Tabel 18.4. manifestasi klinik pada kasus
keracunan digitalis
Lelah
Gangguan Penglihatan
Lemah
Mual
Anoreksia
Komplain masalah fisik
Sakit pada abdominal
Pusing
Mimpi yang tidak normal
Sakit Kepala
Diare
Muntah
Manifestasi awal dari keracunan yang terjadi pada sekitar 50% dari semua
kasus umumnya melibatkan saluran pencernaan. Keluhan anoreksia, mual,
muntah, dan nyeri perut yang umum, tetapi tidak universal. Mual dan muntah
terjadi dari kerja obat langsung pada zona trigger kemoreseptor, bukan untuk
iritasi pada saluran pencernaan.
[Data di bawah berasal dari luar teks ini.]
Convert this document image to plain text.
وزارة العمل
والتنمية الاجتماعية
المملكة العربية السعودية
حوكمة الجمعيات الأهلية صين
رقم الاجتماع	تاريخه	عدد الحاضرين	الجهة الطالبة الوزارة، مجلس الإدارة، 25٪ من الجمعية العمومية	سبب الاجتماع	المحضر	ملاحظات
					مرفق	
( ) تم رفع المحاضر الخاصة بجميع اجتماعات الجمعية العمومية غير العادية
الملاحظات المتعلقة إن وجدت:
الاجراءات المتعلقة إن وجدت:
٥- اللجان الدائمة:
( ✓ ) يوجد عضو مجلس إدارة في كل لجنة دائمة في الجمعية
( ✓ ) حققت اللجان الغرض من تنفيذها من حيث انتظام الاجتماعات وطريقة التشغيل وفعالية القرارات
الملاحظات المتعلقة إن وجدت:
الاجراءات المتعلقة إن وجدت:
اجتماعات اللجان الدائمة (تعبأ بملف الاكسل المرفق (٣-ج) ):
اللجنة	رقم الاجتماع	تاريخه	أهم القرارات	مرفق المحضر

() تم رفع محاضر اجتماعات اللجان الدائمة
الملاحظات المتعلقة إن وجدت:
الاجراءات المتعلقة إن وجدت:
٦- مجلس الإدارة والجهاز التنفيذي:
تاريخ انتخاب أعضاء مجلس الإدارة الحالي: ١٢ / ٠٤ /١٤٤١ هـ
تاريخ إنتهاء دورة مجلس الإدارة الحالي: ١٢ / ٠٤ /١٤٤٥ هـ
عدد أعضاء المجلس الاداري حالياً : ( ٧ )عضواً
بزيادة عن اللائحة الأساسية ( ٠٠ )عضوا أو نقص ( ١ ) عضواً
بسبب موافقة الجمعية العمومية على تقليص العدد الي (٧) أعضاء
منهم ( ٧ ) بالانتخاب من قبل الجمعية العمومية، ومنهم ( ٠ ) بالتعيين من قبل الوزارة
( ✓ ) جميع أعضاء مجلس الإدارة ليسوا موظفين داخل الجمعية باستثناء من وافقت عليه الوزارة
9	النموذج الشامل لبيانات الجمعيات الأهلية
Anoreksia sering procedes mual dan muntah.
Sembelit, diare, dan kram perut jarang terjadi. Penglihatan kabur, kehilangan
ketajaman visual, dan lingkaran cahaya hijau-kuning telah digambarkan sebagai
gejala awal-muncul. Pasien mabuk sering melaporkan bahwa mereka merasakan
9
kuning dan hijau lebih menonjol. Onset dari setiap keluhan ini pada orang
mengambil digitalis harus menjadi sinyal bahwa toksisitas sedang berlangsung.
Efek CNS meliputi berbagai gangguan neuropsikiatri. Intoksikasi digitalis
dapat memicu sejumlah besar dysarrhythmias, seperti yang tercantum dalam tabel
18.3. Semua bagian dari sistem konduksi jantung yang terpengaruh. Ini termasuk
bradiaritmia, takiaritmia, atau kombinasi keduanya. Tidak ada aritmia spesifik
patognomonik (yaitu, benar-benar khas) keracunan digitalis. Orang muda tanpa
penyakit jantung yang signifikan biasanya mengembangkan bradiaritmia dan blok
jantung/individu yang lebih tua dan orang-orang dengan kelainan jantung yang
umumnya hadir dengan aritmia ventrikel dengan atau tanpa blok jantung. Blok
atrioventrikular dan bradikardia berat dapat dimediasi oleh peningkatan aktivitas
vagal, sedangkan stimulasi simpatis dapat diwujudkan dalam toksisitas digoxin
sebagai takiaritmia. Aritmia serius lebih mungkin tampak ketika jantung
terganggu oleh keadaan penyakit bersamaan.
Manajemen Keracunan
Toksisitas digitalis cukup umum sehingga setiap aritmia baru, umum
malaise, atau gangguan pencernaan ditemui selama terapi harus menunjukkan
bahwa pengurangan pada doseage diperlukan. Hal ini terutama berlaku bila ada
faktor predisposisi, seperti usia tua atau penyakit ginjal atau paru hadir.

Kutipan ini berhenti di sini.